On the drive home, I passed a distribution center in Pahoa, which was created to provide food and necessities for lava evacuees and felt grateful I wasn’t one of those unfortunate people. I entered a section of the highway we call Lava Trees, where there had been a magnificent tree tunnel until 2014, when Hurricane Iselle blew most of the trees down. At the end of that section where the road forks, a blockade now prevents cars from taking the highway towards Leilani, where the eruption continues.
Over the past few days we have taken many walks around our neighborhood and on the Kapoho lava flow, reminiscing. I’m trying to document the many different colors of hibiscus. We walked into the yard and stood by the pond at an empty vacation rental, formerly known as “Peggy’s Place”, and said out loud, “Here is where we got married”. April of 2019 will mark our twenty-fifth wedding anniversary and only a month ago, on our anniversary we planned to arrange to renew our vows. Time will tell whether that will be possible. From there we walked to University Pond, where we swam early in the morning on our wedding day, and where our children first learned to bodyboard in its gentle waves.
The happy sounds of birds chirping in the early morning reassures me that all is well for now.
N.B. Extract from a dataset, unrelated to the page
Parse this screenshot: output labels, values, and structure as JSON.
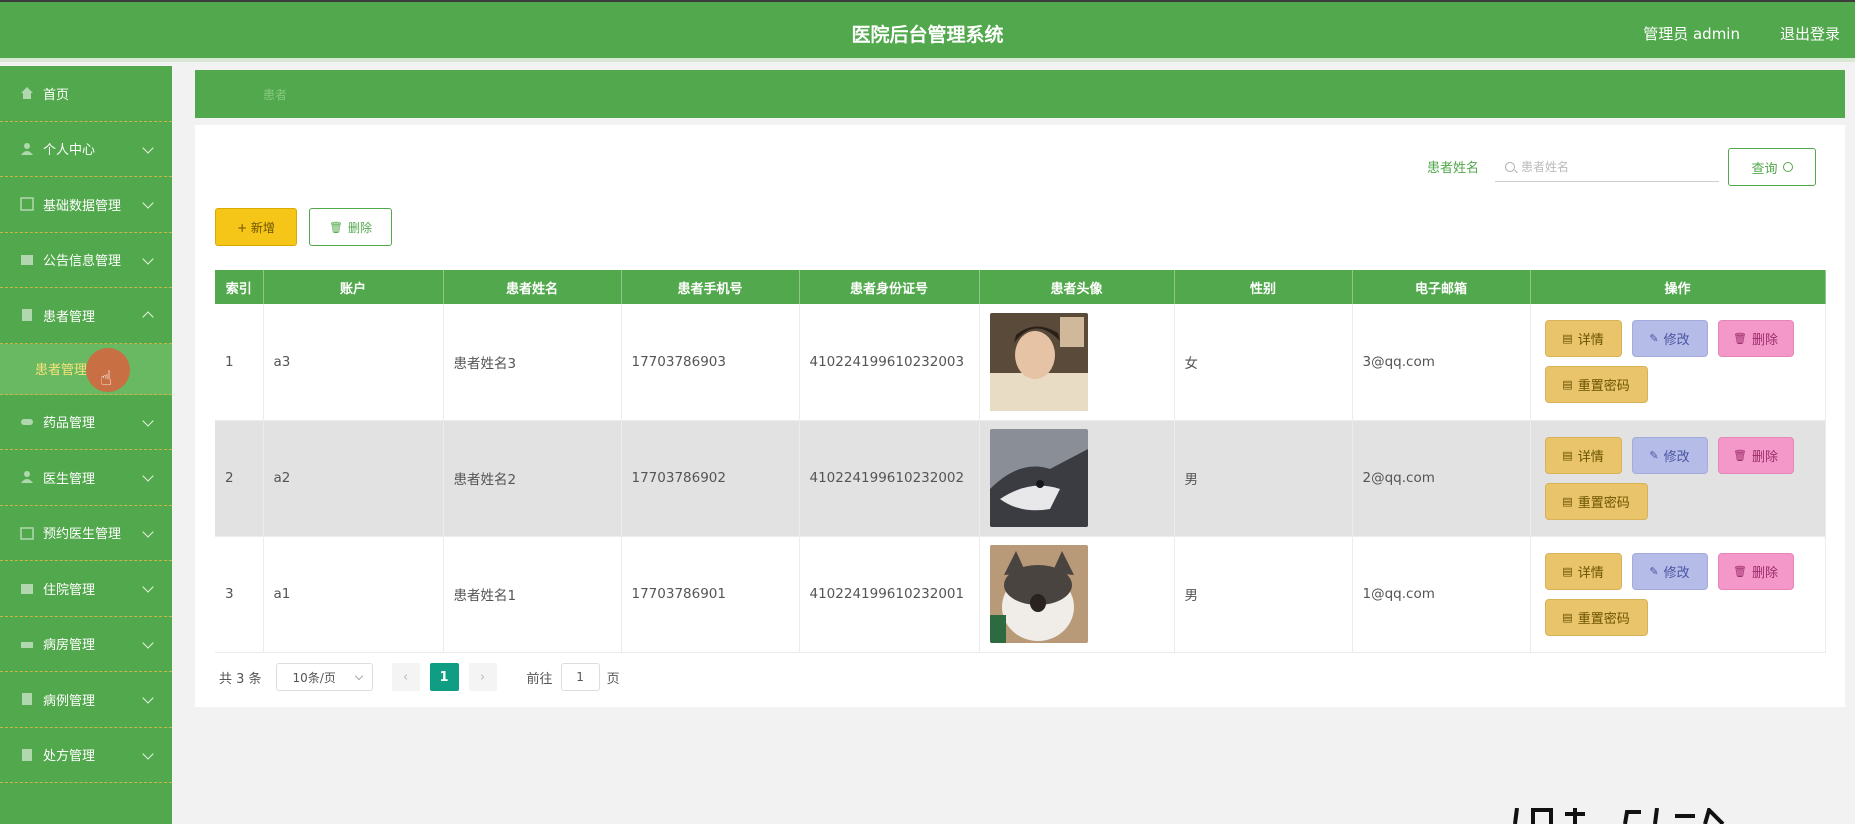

The birdsong chases away my nerves from earthquakes that occur lately during the nights. My island friends and I check in with each other daily now and ask questions like, ”Are you still in your home?”
Our longtime friends have voluntarily evacuated due to poor air quality near the top of Kamailii Road in Opihikao. One will stay in Hilo, near her work and her husband will stay in his office in Pahoa until they arrange something more permanent. My daughter tells me that the koi in a friend’s fish pond in the Black Sands subdivision are dying, a sure sign that the area is no longer habitable for humans either.
Our neighborhood is slowly becoming a temporary home for refugees of the lava flow, aided by the generosity of vacation rental owners. Some have lost their homes and some have evacuated with the state of their homes unknown.
A young woman my daughter’s age, whom I’ve known since keiki days posted a video this morning of a song she’d just written about the lava flow. Listening to it moved me and the tears that have been building up for days finally begin to flow.